Force Push is a novel VR technique that allows users to move objects with unprecedented nuance. Source: Virginia TechForce Push is a novel VR technique that allows users to move objects with unprecedented nuance. Source: Virginia Tech

Star Wars fans rejoice! Virginia Tech researchers have created a new virtual reality (VR) system that gives the user Jedi powers, without having to deal with the bulky controller that most VR systems require. Users can move faraway objects in a VR environment using this new system.

"You basically push the object in the direction you want it to move to, just like in Star Wars when the Jedi masters try to move an object that's placed remotely, they can push or pull it," said Run Yu, Ph.D. candidate in the department of computer science and the Institute for Creativity, Technology, and the Arts.

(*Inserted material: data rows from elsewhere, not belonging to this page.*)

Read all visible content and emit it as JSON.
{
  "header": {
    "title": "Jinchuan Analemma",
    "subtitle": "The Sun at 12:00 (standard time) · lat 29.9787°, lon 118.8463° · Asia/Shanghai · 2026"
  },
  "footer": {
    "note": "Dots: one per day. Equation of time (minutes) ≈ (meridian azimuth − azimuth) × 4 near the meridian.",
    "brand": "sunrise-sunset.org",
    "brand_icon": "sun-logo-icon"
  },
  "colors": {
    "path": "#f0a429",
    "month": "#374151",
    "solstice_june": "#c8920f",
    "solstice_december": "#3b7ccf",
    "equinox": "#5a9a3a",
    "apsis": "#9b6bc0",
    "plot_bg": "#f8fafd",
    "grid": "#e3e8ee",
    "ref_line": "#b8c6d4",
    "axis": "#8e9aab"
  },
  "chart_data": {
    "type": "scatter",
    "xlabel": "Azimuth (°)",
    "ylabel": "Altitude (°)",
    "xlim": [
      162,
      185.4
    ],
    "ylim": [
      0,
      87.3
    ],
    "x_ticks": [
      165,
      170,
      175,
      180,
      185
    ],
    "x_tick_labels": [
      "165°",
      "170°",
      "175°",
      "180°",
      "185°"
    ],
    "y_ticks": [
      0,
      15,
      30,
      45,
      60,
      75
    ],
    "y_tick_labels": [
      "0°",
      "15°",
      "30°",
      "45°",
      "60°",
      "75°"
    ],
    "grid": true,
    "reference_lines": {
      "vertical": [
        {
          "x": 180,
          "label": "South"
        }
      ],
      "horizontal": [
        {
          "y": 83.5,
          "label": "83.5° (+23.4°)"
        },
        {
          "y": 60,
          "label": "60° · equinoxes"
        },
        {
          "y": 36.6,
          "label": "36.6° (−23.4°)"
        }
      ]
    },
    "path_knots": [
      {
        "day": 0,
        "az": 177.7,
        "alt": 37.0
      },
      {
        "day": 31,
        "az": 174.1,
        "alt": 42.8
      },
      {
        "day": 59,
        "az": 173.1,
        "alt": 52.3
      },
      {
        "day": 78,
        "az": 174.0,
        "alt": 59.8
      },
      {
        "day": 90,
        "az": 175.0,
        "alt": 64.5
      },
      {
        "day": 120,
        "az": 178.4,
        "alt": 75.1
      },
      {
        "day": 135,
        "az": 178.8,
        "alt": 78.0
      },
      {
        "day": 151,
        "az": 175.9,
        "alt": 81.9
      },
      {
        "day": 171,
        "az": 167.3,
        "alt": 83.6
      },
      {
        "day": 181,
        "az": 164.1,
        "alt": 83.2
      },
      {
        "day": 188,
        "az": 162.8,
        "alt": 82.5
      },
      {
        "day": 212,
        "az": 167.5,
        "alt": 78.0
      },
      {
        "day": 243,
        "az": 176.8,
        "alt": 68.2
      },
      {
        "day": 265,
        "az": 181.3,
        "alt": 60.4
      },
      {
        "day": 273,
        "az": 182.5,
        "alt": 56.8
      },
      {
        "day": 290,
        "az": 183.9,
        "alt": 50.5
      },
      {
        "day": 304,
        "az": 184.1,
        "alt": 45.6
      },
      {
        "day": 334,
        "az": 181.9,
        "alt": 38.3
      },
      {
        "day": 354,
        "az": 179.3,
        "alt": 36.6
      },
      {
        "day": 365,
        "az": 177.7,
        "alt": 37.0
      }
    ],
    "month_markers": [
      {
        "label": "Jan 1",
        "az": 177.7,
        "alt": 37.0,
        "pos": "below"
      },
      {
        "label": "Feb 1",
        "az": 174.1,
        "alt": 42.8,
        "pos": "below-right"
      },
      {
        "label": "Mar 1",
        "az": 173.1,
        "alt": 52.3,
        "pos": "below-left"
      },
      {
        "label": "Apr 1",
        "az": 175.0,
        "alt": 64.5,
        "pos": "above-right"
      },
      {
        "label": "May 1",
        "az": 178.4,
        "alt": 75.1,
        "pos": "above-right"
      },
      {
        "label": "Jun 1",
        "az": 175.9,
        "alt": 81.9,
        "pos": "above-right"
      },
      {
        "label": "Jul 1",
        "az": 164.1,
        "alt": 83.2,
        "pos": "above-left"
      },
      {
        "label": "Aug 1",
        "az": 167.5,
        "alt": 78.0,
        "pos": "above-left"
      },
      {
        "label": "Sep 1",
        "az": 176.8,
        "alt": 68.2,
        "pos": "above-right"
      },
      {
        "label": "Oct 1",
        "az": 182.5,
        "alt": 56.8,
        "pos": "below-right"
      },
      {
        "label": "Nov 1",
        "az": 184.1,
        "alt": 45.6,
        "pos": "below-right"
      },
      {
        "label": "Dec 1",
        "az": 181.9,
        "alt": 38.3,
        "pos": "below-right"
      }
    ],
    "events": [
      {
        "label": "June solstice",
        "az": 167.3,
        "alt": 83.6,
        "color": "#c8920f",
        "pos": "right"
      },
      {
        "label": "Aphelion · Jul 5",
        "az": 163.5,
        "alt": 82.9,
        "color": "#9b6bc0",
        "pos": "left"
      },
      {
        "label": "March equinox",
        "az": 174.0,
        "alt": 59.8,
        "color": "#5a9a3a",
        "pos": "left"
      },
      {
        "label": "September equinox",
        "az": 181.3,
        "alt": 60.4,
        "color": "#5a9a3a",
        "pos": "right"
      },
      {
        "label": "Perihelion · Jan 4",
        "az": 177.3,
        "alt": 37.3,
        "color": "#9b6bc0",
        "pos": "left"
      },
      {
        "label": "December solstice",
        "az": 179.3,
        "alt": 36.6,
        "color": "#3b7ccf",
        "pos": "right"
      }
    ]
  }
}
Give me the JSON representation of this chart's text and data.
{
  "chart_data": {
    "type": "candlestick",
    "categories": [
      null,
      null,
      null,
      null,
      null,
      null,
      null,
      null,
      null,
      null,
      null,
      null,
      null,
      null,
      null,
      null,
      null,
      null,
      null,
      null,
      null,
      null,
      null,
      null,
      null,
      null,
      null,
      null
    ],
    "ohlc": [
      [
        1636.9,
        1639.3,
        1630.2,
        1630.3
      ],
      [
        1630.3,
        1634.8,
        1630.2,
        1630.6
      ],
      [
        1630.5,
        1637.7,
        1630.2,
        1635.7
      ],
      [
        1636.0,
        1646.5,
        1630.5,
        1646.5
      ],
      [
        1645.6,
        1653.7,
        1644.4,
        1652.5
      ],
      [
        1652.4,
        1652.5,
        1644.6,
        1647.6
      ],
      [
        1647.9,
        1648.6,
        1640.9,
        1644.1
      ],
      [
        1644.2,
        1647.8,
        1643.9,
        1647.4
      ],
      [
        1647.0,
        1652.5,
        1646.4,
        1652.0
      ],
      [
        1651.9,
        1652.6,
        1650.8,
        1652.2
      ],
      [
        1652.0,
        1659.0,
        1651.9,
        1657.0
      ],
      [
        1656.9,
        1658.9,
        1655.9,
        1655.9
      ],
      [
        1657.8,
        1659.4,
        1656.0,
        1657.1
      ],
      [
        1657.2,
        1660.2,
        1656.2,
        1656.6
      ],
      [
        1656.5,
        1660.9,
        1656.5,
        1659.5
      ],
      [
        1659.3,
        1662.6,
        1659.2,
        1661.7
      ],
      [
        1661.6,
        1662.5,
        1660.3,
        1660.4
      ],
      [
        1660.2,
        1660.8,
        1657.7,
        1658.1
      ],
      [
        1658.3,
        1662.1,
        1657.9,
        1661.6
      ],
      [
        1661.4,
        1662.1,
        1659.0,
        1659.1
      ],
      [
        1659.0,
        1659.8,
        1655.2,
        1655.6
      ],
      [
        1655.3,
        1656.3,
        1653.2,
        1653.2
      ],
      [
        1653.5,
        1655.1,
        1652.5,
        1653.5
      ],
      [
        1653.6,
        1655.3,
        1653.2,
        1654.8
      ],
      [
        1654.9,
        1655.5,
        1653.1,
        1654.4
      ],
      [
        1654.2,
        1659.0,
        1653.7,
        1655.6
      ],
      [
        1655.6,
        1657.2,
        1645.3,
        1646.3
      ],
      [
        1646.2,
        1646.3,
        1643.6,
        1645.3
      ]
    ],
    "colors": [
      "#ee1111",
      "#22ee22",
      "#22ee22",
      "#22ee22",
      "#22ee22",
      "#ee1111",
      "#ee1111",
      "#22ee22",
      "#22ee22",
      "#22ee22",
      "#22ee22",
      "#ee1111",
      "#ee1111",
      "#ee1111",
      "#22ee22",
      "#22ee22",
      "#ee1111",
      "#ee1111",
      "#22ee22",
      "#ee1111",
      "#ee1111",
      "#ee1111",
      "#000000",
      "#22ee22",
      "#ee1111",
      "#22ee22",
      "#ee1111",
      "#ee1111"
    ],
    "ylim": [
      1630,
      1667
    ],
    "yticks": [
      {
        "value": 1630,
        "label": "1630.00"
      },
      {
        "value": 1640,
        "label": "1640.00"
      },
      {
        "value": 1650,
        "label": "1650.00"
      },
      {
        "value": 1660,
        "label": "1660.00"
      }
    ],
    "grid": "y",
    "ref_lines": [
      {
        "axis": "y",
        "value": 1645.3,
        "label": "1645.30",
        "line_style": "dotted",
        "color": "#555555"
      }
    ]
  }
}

Users can push, pull and twirl objects in a VR setting with their bare hands. The system action maps the user’s hands as they naturally move, enabling VR object manipulation.

"We wanted to try and do this without any device, just using your hands, and also do it with gestures in a way that's more playful," said Doug Bowman, the Frank J. Maher Professor of Computer Science and director of the Center for Human-Computer Interaction.

The system uses more physical VR actions than a standard, controller-based VR system. It responds to a hand gesture’s speed and magnitude to either accelerate or decelerate objects naturally.

The system also uses novel physics-driven algorithms to respond to the hand movements. Physics-based algorithms make the hand movements in the VR environment realistic. The algorithm also maps the features of each hand gesture for accuracy.

During testing, the team used an Occulus Rift CV 1 for the display and the LeapMotion system to track the user’s hands. The VR environment was made in the Utility game engine. The team is always updating and changing the system for the better but they are confident this system could level up VR experiences everywhere.

"Every week we kind of tweak something different in order to make the experience feel right," said Bowman. "But now it feels really cool."

The paper on this technology was published in Frontiers in ICT.